Doc Gooden temporada 1983 ligas menores


Cuando ESPN emitió su documental 30 por 30Érase una vez en Queens» En septiembre de 2021, MLB.com publicó esta retrospectiva del ascenso de Dwight Gooden para los Lynchburg Mets Clase A de 1983. Es reconocida como una de las mejores temporadas de ligas menores de la historia, y tres años más tarde estaría lanzando al club de Grandes Ligas hacia su segundo título de Serie Mundial.

«Me estás dando escalofríos», se estremeció el ex jugador de ligas menores Al LeBoeuf por teléfono.

Eso es todo lo que hizo falta. Solo escucho las palabras: «La temporada 1983 de Doc Gooden». Y mirando sus números ese año, no es una reacción equivocada.

Dwight Gooden se convirtió en una leyenda por posiblemente las dos mejores primeras temporadas en la historia de la MLB, comenzando con un récord de novato en la Liga Americana y la Liga Nacional de 276 ponches (y el trofeo de Novato del Año de la Liga Nacional) en 1984 y siguiendo con un récord de 24-4 con 1.53. ERA (mientras ganaba el premio Cy Young de la Liga Nacional) en 1985. Pero fue un año antes de que hiciera su debut cuando el mundo del béisbol descubrió exactamente de qué era capaz Gooden y dónde nació realmente la leyenda del Doctor K.

Gooden en los Lynchburg Mets Clase A de 1983 era casi intocable.
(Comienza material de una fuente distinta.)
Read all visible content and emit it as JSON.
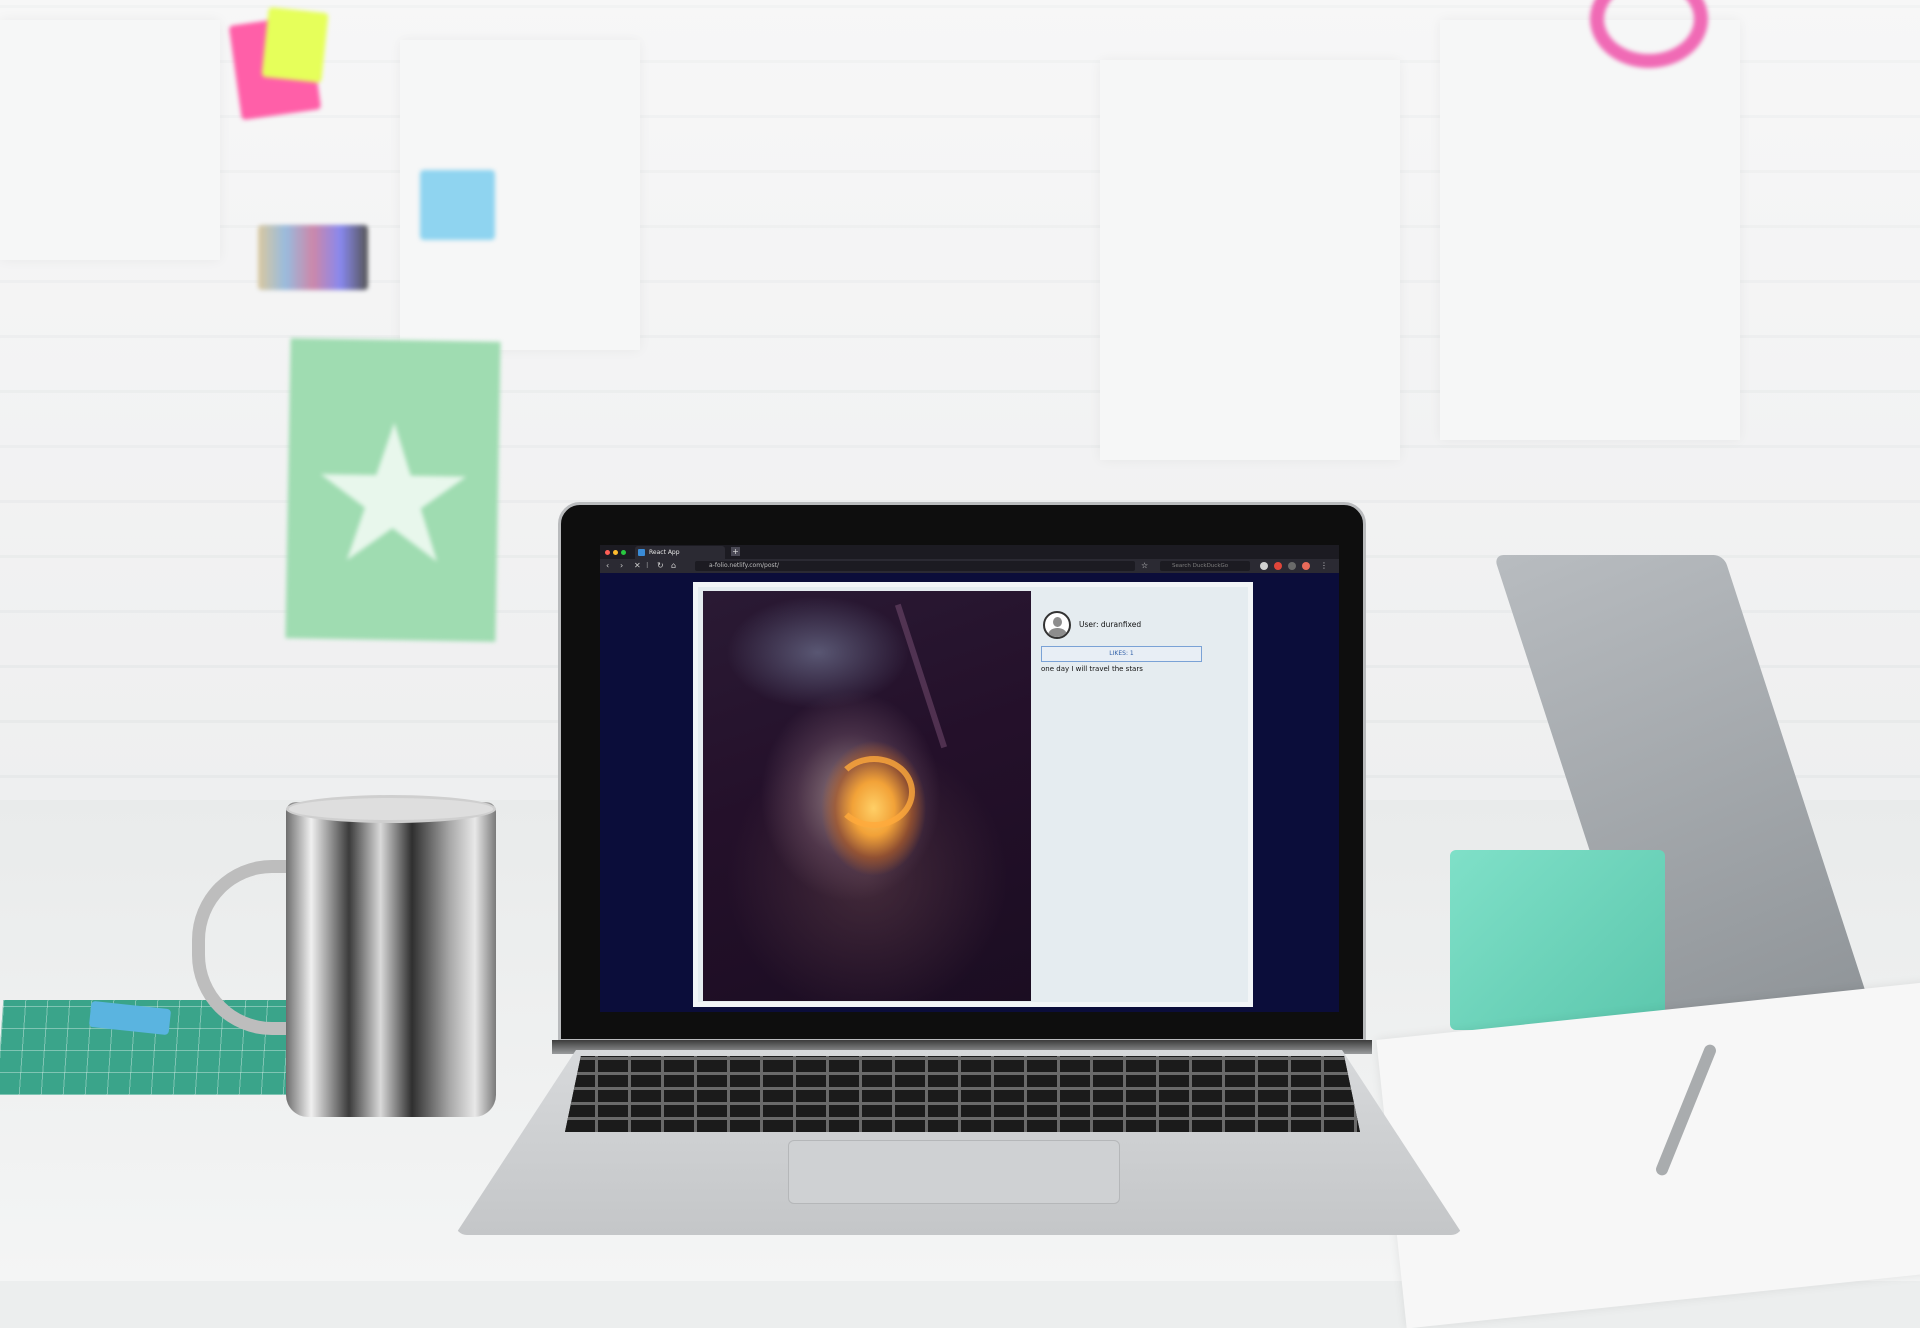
{
  "browser": {
    "tab_title": "React App",
    "new_tab_label": "+",
    "url": "a-folio.netlify.com/post/",
    "search_placeholder": "Search DuckDuckGo"
  },
  "post": {
    "username_label": "User: duranfixed",
    "likes_label": "LIKES: 1",
    "caption": "one day I will travel the stars"
  },
  "colors": {
    "page_background": "#0b0d3a",
    "card_background": "#e5ecf0",
    "likes_border": "#7aa2d6"
  },
  "icons": {
    "back": "back-arrow-icon",
    "forward": "forward-arrow-icon",
    "reload": "reload-icon",
    "home": "home-icon",
    "info": "info-icon"
  }
}
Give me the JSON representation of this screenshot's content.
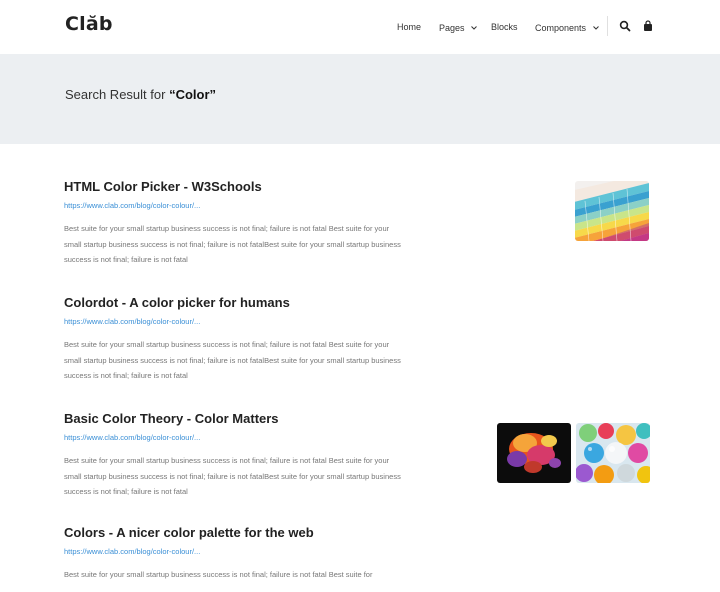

Había alcanzado un nivel completamente diferente de pitcheo, incluso antes de llegar a las Mayores. Incluso antes de que hubiera salido de su adolescencia.

El joven de 18 años tuvo marca de 19-4 con efectividad de 2.50. Ponchó a 300 bateadores en sólo 191 entradas, buena para una tasa alucinante de 14 ponches por cada nueve entradas. Lanzó 10 juegos completos, incluyendo seis blanqueadas. Ganó la Triple Corona del pitcheo, liderando la Liga de Carolina en victorias, ponches y efectividad.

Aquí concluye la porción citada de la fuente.